Folha de S. Paulo
O resultado das batalhas entre Poderes é que
alguns ampliam suas prerrogativas e outros perdem
O acordo apalavrado entre as cúpulas do
Judiciário, do Legislativo e do Executivo em torno das
emendas parlamentares foi saudado pelo presidente Lula como
um sinal de que o
"Brasil voltou à normalidade". Difícil prever se a
conciliação irá interromper a batalha entre Poderes em que ingressamos na
última década. Se alguma normalidade advier dessa conciliação, será muita
distinta daquela em que vivíamos até 2013.
O arranjo constitucional brasileiro era
marcado por uma relação de dominância do Executivo sobre o Legislativo, que
ficou conhecido como "presidencialismo
de coalizão". O presidente eleito, dotado de uma série de
prerrogativas legislativas e orçamentárias, montava uma coalizão partidária
para governar, que competia na próxima eleição.
Os sucessivos escândalos de corrupção política,
associados a uma perda de capacidade de construir consensos sobre questões
relevantes, sobrecarregaram o sistema de Justiça e levaram o Supremo assumir um
papel de dominância em muitas circunstâncias.
A reação à "supremocracia" veio
primeiro dos partidos políticos depois do bolsonarismo. O alinhamento da Lava
Jato com Bolsonaro e a capitulação da Procuradoria-Geral da República levaram o
Supremo a recuar no combate a corrupção e a reestabelecer o diálogo com a
classe política.
Paralelamente, o Congresso se beneficiou da fragilidade dos governos Dilma, Temer e Bolsonaro, para extrair prerrogativas do Executivo. Foi se assenhorando de parcelas cada vez maiores do orçamento. Também aproveitou para ampliar o financiamento público dos partidos. Com emendas vinculantes e dinheiro no bolso, os parlamentares assumiram a posição de dominância, ao menos em relação ao Executivo.

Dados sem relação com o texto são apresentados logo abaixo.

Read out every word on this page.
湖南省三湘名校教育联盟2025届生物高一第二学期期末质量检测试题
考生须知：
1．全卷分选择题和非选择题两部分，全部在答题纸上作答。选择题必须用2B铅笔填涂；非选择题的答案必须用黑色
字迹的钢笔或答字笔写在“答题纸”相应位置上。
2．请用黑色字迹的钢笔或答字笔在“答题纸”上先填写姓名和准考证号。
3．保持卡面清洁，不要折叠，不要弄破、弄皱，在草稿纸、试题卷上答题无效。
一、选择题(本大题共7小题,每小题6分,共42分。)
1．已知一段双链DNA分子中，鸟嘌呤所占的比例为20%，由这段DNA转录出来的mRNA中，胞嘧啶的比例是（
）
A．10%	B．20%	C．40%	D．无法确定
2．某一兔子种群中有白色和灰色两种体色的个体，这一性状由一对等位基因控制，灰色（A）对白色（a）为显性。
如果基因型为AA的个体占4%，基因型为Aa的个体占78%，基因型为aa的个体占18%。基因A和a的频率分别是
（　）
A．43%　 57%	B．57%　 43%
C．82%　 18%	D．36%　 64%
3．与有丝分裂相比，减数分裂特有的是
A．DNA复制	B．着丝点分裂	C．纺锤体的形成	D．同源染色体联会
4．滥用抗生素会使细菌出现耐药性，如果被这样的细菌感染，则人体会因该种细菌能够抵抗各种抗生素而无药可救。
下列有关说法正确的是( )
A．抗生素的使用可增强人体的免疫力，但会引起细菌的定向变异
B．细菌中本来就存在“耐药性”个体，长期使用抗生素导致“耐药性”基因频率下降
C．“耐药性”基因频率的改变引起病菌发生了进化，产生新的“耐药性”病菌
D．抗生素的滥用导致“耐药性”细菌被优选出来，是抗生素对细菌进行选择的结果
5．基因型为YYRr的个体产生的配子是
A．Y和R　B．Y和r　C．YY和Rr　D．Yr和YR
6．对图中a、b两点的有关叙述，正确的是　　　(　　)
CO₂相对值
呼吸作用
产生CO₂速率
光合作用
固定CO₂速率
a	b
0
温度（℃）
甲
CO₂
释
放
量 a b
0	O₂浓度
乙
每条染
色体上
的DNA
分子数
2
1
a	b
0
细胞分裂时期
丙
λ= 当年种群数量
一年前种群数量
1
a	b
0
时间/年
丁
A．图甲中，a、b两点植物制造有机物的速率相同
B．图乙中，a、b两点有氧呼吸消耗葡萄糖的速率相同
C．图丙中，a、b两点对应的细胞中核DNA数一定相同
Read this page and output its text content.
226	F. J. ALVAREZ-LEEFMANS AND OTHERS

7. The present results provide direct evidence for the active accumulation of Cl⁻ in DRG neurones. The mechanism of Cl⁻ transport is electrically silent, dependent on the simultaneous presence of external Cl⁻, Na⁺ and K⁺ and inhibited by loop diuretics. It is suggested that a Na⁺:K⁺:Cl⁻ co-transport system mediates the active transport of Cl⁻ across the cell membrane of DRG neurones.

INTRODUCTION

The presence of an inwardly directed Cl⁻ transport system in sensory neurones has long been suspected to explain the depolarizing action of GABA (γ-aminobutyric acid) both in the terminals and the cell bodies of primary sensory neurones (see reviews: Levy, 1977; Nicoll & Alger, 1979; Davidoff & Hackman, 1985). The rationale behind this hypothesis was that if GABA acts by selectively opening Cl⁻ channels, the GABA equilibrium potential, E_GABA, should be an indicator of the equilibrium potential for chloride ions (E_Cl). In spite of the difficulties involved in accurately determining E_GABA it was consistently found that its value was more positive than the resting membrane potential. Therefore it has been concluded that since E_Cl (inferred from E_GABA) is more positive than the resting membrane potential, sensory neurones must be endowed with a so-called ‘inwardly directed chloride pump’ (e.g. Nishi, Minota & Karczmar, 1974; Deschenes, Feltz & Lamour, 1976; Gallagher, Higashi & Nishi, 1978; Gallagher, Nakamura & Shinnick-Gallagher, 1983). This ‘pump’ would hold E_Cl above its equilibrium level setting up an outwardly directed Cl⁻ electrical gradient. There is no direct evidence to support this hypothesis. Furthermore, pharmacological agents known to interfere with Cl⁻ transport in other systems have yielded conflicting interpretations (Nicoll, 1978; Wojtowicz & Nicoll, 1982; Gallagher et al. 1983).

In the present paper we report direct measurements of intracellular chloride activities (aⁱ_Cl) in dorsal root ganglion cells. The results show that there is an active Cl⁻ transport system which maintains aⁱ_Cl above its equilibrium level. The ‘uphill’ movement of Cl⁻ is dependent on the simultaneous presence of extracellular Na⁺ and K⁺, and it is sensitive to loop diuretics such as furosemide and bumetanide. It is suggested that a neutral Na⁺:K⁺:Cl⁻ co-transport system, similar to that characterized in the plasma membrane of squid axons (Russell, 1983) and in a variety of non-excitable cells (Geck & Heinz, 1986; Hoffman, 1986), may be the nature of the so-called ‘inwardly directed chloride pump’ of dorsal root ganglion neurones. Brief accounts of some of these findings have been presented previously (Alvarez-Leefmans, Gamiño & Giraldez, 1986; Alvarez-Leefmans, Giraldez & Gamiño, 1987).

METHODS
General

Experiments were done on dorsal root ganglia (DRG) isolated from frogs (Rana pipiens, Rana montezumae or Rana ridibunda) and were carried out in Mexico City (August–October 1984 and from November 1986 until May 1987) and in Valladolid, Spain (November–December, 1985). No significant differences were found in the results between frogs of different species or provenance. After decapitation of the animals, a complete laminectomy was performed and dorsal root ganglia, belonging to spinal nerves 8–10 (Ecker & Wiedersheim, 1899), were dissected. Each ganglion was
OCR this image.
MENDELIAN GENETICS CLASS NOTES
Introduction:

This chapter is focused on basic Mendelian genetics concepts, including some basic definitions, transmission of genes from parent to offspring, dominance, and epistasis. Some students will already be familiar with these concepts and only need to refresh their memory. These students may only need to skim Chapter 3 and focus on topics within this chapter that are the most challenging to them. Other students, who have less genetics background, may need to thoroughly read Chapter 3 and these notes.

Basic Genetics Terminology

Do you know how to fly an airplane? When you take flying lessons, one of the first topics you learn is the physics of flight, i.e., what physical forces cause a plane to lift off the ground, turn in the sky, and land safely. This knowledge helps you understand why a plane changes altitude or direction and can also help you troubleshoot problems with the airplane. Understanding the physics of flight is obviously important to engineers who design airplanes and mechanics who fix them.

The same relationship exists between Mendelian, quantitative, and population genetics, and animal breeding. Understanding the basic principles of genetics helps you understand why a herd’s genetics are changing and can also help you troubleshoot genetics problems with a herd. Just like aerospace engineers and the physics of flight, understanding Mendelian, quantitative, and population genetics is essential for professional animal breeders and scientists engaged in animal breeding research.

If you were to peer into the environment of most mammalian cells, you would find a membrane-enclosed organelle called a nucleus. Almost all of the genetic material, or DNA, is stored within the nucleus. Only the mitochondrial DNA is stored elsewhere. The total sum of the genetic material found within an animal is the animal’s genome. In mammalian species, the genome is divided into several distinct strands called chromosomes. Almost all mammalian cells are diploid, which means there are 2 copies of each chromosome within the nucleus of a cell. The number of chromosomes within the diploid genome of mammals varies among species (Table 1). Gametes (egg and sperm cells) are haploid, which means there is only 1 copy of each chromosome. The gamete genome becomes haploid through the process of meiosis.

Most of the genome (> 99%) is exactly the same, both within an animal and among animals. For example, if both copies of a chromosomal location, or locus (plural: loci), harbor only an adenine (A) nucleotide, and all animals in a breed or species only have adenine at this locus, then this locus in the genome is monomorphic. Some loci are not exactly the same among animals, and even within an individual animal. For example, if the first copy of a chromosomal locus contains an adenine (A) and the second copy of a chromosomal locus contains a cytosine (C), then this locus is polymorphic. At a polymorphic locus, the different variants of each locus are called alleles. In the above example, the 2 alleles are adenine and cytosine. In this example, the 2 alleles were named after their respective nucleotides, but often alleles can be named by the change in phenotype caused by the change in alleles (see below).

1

O fato de a democracia constitucional
brasileira ter sobrevivido às diversas crises que se sucederam a partir de
2013, e, sobretudo, aos ataques da
extrema direita, não significa, entretanto, que o sistema
constitucional tenha saído ileso da refrega.
Crises políticas prenunciam transformações no
arranjo constitucional. O resultado das batalhas institucionais é que alguns
ampliam suas prerrogativas e outros perdem. Algumas dessas transformações vêm
acompanhadas de alterações formais da letra da Constituição, entrincheirando
vitórias, como a transferência para o Legislativo do controle sobre parcelas do
Orçamento. Outras decorrem de mudanças na postura de cortes constitucionais,
como as que vêm fragilizando os direitos dos trabalhadores e dos povos indígenas,
sem qualquer alteração do texto constitucional.
A nova normalidade chancelada pela reunião
entre os Poderes aponta para preocupantes mudanças no arranjo constitucional. O
Legislativo consolida avanços sobre funções de governo, sem assumir as
responsabilidades decorrentes dessas funções. Surge, assim, uma espécie de
regime de coabitação no poder, sem que o Parlamento esteja submetido a um
sistema de responsabilização política, como nos regimes parlamentaristas.
O espaço do Executivo ainda não está claro.
Mas num país carente de políticas públicas estruturadas e consistentes, em
campos fundamentais como educação, saúde, infraestrutura ou segurança, é muito
preocupante vislumbrar a subordinação do governo à fragmentada alocação de
recursos determinadas pelos parlamentares.
O Supremo, por sua vez, vem dando sinais de
que pretende assumir uma função mais
mediadora e conciliadora, em detrimento de sua custosa, mas
indispensável, tarefa de guarda da Constituição. Como justificar
democraticamente essa função que o Supremo vem se autoatribuindo?
Reencontrar a normalidade parece ser uma boa
coisa. O risco, porém, é normalizarmos mais os vícios do que as virtudes de
nosso arranjo constitucional, que já apresentava problemas.